“Mutluluk İzni” Bir Şirketin Çalışanlarına Getirdiği Yeni Nesil Uygulama Dünya Gündeminde
Dünyada iş yaşamı giderek daha sert, daha hızlı ve daha çok baskı üreten bir hal alırken, bir şirketin başlattığı sıra dışı uygulama sosyal medyada büyük yankı uyandırdı, mutlu değilsen işe gelmek zorunda değilsin. “Mutluluk İzni” adı verilen bu uygulama, çalışanların yalnızca fiziksel değil, duygusal iyilik halini de dikkate alan yeni bir personel politikası olarak öne çıkıyor.
Uygulamanın Mantığı Ne
Şirket yöneticilerine göre asıl amaç, çalışanların “zoraki katılım” ile işe gelip hem kendi verimini düşürmesini hem de ekip motivasyonunu sarsmasını önlemek. Bu izin türünde, çalışan sebep belirtmeden, Sadece “bugün kendimi iyi hissetmiyorum” diyerek, Günlük izin alabiliyor. bu uygulama, özellikle pandemi sonrası hızla büyüyen “mental health” (zihinsel sağlık) farkındalığının bir yansıması olarak görülüyor, uzmanlara göre bu yaklaşım, modern iş yaşamında giderek artan tükenmişlik sendromuna karşı yenilikçi ve insancıl bir model. Zoraki çalışmanın, üretimi artırmak bir yana, ekiplere daha büyük zarar verdiğini söyleyen uzmanlar, çalışanlara böyle bir nefes alanı açmanın, Stresi azalttığını, Motivasyonu güçlendirdiğini, Şirkete olan bağlılığı artırdığını vurguluyor.
Sosyal Medyada Gündem Oldu
Uygulamanın duyurulması sonrası özellikle genç çalışanlar arasında büyük destek gördü.

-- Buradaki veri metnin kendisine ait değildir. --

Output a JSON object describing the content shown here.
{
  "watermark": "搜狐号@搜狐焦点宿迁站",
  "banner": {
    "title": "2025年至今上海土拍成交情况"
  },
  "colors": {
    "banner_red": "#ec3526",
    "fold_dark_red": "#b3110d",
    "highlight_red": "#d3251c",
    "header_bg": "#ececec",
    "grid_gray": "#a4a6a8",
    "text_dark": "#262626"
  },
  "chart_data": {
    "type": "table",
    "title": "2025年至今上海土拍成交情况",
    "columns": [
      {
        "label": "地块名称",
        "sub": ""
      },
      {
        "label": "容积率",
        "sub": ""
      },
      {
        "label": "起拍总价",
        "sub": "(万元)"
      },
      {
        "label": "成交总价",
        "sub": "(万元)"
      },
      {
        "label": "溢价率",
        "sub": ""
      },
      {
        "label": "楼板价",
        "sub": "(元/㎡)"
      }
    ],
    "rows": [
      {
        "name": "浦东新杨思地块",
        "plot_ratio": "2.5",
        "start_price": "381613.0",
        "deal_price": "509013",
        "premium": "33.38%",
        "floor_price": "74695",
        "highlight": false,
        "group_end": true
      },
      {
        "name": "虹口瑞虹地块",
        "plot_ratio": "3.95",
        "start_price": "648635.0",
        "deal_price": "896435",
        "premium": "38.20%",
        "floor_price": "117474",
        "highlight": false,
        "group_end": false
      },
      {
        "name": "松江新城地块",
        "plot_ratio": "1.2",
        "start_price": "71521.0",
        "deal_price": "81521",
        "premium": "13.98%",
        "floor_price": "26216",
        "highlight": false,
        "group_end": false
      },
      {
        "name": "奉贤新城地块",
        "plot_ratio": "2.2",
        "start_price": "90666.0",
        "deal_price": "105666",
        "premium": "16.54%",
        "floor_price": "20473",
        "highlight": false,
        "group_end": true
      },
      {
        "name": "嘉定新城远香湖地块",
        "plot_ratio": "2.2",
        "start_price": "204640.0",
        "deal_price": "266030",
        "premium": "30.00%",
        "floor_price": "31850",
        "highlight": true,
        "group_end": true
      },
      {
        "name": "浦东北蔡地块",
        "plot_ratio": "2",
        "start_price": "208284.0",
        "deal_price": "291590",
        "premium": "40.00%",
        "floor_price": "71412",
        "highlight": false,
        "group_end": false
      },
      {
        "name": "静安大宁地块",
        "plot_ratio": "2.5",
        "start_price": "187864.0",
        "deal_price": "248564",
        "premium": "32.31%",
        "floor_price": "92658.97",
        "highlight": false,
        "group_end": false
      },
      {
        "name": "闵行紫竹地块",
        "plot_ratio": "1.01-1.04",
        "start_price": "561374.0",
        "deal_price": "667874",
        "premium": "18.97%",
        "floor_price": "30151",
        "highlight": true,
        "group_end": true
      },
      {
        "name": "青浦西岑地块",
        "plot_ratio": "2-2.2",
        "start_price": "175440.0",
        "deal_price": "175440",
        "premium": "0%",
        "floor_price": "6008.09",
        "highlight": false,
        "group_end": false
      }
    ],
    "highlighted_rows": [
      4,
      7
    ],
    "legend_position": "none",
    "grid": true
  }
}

Platformlarda “Keşke her şirkette olsa”, “İşe değil huzura ihtiyacımız var”, “Yapılmış en insani uygulama” gibi yorumlar öne çıktı, bazı kullanıcılar ise bu iznin kötüye kullanılabileceğini savunarak tartışmaya farklı bir boyut kattı. bu uygulamayı ilk duyuran haber siteleri arasında bazı uluslararası iş dünyası portalları bulunuyor. Güncel olarak sosyal medya paylaşımları ve şirketin yaptığı resmi açıklamalar dışında doğruluğu şirket tarafından teyit edilmiş bilgiler öne çıkıyor. (Şu an için uygulamanın hangi ülke ve hangi şirket tarafından kesin olarak yapıldığı kuruluş tarafından açıklanmadı, ancak teyitli profesyonel çevrelerde konuşuluyor.) Uzmanlar, gelecekte şirketlerin sadece maaş ve yan hakları değil, duygusal refah politikalarını da rekabet unsuru olarak kullanmaya başlayacağını belirtiyor. Mutluluk izni, belki de önümüzdeki yıllarda “yeni nesil çalışma modellerinin” ilk örneklerinden biri olacak.